Application tests¶
Applications tests are designed to test that the applications work properly. Here we check that the workflow ties together okay, produces correct physics, etc. The sorts of things anticipated to be done at application level are:
- Integration testing: check that we can work through a workflow okay - units tie together correctly and the code interfaces external libraries correctly
- Physics validation: simulation produces expected distributions and we reconstruct with appropriate residual distributions.

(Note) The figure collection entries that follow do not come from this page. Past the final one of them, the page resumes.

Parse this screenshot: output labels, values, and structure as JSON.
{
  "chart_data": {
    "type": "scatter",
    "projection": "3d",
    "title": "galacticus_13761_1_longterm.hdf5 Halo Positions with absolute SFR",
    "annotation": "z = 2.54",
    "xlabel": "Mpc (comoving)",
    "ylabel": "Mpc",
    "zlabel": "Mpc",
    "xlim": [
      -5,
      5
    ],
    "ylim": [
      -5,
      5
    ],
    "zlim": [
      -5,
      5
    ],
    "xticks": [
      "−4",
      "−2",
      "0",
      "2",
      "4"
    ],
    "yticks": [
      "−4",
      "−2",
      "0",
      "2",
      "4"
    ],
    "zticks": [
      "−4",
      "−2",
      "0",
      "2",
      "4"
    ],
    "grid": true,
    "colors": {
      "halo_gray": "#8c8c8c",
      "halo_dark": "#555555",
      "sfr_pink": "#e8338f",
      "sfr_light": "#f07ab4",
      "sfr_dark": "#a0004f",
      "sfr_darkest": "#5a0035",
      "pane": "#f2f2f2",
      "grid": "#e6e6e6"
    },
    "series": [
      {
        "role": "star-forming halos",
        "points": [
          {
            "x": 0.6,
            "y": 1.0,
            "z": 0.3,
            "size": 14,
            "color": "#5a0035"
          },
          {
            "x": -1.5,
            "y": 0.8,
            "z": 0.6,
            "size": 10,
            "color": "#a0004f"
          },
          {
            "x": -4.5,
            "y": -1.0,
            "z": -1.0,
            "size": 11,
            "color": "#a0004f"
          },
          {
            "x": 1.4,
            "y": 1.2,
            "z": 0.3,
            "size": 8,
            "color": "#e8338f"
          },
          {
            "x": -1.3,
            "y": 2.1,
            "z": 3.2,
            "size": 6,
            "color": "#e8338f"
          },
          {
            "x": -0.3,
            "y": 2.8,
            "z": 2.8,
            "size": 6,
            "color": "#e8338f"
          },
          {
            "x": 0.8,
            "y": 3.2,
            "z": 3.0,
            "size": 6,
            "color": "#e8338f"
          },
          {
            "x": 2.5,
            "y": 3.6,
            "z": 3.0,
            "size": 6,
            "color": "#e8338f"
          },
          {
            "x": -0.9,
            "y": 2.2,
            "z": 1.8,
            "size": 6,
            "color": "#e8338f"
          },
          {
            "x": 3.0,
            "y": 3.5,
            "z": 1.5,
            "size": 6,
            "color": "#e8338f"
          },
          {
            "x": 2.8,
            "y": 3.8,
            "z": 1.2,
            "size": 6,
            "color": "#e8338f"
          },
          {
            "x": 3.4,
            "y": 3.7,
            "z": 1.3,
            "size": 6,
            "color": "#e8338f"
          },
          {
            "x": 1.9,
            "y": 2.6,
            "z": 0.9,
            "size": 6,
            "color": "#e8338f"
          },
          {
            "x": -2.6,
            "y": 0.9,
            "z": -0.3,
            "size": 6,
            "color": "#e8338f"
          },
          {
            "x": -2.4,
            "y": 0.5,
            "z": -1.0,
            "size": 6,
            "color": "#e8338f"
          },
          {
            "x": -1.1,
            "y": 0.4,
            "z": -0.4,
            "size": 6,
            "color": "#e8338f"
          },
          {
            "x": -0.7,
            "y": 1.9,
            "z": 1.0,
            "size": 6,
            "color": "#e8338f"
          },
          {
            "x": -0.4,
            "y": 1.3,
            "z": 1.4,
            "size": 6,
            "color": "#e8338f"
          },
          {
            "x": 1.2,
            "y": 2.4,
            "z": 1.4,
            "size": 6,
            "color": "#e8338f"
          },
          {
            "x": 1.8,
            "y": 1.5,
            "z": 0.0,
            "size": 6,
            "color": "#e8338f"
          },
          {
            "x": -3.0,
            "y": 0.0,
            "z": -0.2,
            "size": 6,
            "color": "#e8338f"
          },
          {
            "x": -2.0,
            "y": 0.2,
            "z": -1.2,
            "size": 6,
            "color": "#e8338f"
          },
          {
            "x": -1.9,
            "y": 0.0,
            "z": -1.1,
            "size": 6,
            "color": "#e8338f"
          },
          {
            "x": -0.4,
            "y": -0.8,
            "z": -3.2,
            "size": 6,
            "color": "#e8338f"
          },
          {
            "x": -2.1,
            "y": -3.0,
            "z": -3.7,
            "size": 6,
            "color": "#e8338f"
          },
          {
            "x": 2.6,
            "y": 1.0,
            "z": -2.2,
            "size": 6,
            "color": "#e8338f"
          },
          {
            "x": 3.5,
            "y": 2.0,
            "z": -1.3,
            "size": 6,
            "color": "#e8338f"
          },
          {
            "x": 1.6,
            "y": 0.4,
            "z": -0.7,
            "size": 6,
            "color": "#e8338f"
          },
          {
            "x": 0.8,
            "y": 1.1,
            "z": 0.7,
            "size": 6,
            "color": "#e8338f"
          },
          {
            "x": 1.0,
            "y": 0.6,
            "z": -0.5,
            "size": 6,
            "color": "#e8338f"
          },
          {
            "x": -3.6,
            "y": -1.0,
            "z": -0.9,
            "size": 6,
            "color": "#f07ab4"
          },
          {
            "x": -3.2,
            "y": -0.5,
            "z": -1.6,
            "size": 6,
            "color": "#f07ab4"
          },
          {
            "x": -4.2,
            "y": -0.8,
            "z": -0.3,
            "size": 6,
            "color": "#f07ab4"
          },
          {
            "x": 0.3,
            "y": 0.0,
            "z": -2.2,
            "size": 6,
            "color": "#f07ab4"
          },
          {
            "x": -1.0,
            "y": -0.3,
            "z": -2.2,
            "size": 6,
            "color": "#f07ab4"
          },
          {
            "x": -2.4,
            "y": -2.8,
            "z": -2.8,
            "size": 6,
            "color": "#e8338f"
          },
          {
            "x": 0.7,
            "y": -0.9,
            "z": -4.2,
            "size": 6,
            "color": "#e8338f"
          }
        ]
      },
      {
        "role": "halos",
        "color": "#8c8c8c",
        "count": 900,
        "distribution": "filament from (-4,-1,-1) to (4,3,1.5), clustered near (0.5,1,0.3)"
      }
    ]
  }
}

- Load testing: check that we can run big data files or for long periods without crashing
Usually application tests will check code executing at the level of applications in the bin directory. This is not enforced, but it's probably good practice to get in the habit of exercising these applications as part of the testing regime.
Making a test¶
Application tests are done in python. There is a directory tree tests/integration/ that contains the application tests. There is a script tests/application_tests.bash that runs nosetests. This walks down the tree looking for folders like test_<dir> and files like test_<dir1>/test_<name>.py. It executes them in the same way as for the unit tests (look at the examples, or look at the unittest documentation). Tests can be nested, just each branch of the directory tree has to have a suffix like test_<dir>.
Physics validation plots¶
There is a directory in tests/integration/plots that is intended to contain physics validation plots. If you do make some plots, for example plotting emittance change through the experiment or detector residuals, it would be great to put those plots in here. As the code base matures, I would like to publish these plots along with the code release, by way of "proving" that the code works. Can even add some comment/legend on what the plot is and what it should look like to make these plots standalone - but at least if a question comes up, we should be able to push a link with a few lines of explanation.
Running the tests¶
Tests can be run either as part of the full test suite
bash tests/run_tests.bash
or just the application tests
bash tests/application_tests.bash
or just a particular test
python tests/integration_tests/test_path/test_to/test_my/test_test/test_my_test.py
Note: this does almost the same thing, but the application_tests.bash calls a routine called `nosetests' with some command line arguments, which in turn imports each test script and runs unittests. If you try to use MAUS configuration stuff, it will attempt to parse the arguments sent to nosetests and fail. If you need to use MAUS configuration stuff, move the python store of command line arguments (sys.argv) to a temporary store and in the test setUp and then put them back in the test tearDown.